Calxeda's ARM server tested

Name: Calxeda's ARM server tested
Item: Calxeda's ARM server tested
Author: Johan De Gelas

by Johan De Gelas on March 12, 2013 7:14 PM EST

99 Comments | Add A Comment

99 Comments

Pricing

So how much does this Boston Viridis server cost? $20,000 is the official price for one Boston Viridis with 24 nodes at 1.4GHz and 96GB of RAM. That is simply very expensive. A Dell R720 with dual 10 gigabit, 96GB of RAM and two Xeons E5-L2650L is in the $8000 range; you could easily buy two Dell R720 and double your performance. The higher power bill of the Xeon E5 servers is that case hardly an issue, unless you are very power constrained. However, these systems are targeted at larger deployments.

Buy a whole rack of them and the price comes down to $352 per server node, or about $8500 per server. We have some experience with medium quantity sales, and our best guess is that you get typically a 10 to 20% discount when you buy 20 of them. So that would mean that the Xeon E5 server would be around $6500-$7200 and the Boston Viridis around $8500. Considering that you get an integrated (5x 10Gbit) switch and a lower power bill with the Boston Viridis, the difference is not that large anymore.

Calxeda's Roadmap and Our Opinion

Let's be clear: most applications still run better on the Xeon E5. Our CPU benchmarks clearly indicate that any application that accesses the memory frequently or that needs high per thread integer processing power will run better on the Xeon E5. Compiling and installing software simply feels so much faster on the Xeon E5, there is no need to benchmark.

There's more: if your performance requirements are higher than what a quad-core Cortex-A9 can deliver, the Xeon E5 is a lot more flexible and a better choice in most cases. Scaling up is after all a lot easier than using load balancers and other complex software or hardware to scale out. Also, the management software of the Boston Viridis does the job, but Dell's DRAC, HP ILO, and Supermicro's IM are more user friendly.

Calxeda is aware of all this, as they label their first "highbank" server architecture with the ECX-1000 SoC as targeted to the "early adopter". That is why we deliberately tested a scenario that would be relevant to the potential early adopters: a cluster of web servers that is relatively network intensive as it serves a lot of media files. This is one of the better scenarios for Calxeda, but not the best: we could imagine that a streaming server or storage server would be an even better fit. Especially the latter catches on, and the storage version of the Boston Viridis sells well.

So on the one hand, no, the current Calxeda servers are no Intel Xeon killers (yet). However, we feel that the Calxeda's ECX-1000 server node is revolutionary technology. When we ran 16 VMs (instead of 24), the dual low power Xeon was capable of achieving the same performance per VM as the Calxeda server nodes. That this 24 node system could offer 50% more throughput at 10% lower power than one of the best Xeon machines available was honestly surprising to us. 8W at the wall per server node—exactly what Calxeda claimed—is nothing short of remarkable, because it means that the 48 server node machine, which is also available, is even more efficient.

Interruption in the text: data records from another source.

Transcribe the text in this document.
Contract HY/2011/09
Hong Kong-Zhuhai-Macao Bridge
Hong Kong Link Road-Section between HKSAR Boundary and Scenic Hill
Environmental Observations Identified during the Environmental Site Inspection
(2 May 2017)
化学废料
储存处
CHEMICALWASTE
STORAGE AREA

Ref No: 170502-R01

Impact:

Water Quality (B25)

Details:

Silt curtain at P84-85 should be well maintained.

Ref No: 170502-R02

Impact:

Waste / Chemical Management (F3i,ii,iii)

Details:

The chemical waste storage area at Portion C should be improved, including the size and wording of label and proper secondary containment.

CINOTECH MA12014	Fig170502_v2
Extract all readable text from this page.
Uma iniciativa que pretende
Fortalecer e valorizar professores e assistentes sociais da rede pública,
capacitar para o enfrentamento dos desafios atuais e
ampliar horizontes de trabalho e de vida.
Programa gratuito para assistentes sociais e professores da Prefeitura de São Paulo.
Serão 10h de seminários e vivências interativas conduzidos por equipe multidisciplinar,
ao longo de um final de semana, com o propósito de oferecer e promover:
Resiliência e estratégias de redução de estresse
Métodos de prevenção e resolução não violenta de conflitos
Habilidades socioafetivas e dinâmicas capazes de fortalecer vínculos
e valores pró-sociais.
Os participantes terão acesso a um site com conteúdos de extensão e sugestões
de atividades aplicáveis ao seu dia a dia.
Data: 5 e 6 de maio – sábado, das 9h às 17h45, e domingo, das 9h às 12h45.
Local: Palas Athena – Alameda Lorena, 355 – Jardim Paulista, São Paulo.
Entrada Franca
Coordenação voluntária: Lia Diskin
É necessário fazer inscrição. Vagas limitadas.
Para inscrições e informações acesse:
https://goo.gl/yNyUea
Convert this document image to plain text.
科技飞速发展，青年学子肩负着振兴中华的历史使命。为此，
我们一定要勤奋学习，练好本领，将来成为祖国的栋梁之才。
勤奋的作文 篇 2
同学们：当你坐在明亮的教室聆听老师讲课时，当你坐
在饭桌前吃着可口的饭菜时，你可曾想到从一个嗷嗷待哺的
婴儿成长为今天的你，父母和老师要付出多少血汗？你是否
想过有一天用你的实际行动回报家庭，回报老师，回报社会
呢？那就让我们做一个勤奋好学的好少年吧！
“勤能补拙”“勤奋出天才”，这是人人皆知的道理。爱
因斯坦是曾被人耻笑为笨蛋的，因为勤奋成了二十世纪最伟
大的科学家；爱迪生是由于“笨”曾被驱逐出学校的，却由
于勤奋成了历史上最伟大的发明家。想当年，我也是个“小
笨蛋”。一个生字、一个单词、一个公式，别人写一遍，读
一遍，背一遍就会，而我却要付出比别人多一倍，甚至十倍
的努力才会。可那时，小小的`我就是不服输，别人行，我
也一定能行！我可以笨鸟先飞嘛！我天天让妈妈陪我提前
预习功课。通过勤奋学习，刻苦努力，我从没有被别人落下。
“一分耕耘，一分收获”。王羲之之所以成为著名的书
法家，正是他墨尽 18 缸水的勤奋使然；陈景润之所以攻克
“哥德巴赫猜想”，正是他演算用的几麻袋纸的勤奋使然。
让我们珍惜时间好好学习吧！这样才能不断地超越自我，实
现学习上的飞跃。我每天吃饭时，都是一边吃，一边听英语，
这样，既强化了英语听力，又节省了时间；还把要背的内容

To put that 8W number in perspective, the current Intel Atoms that offer similar performance need that kind of power for the SoC alone and are baked with Intel's superior 32nm process technology. The next generation ARM servers are already on the way and will probably hit the market in the third quarter of this year. The "Midway" SoC is based on a 28nm (TSMC) Cortex-A15 chip. A 28nm Cortex-A15 offers 50% higher single-threaded integer performance at slightly higher power levels and can address up to 16GB of RAM. With that it's safe to conclude that the next Calxeda server will be a good match for a much larger range of applications--memcached, larger web, and midrange database servers for examples. By then, virtualization will be available with KVM and Xen, but we think virtualization on ARM will only take off when the ARM A57 core with its 64-bit ARM V8 ISA hits the market in 2014.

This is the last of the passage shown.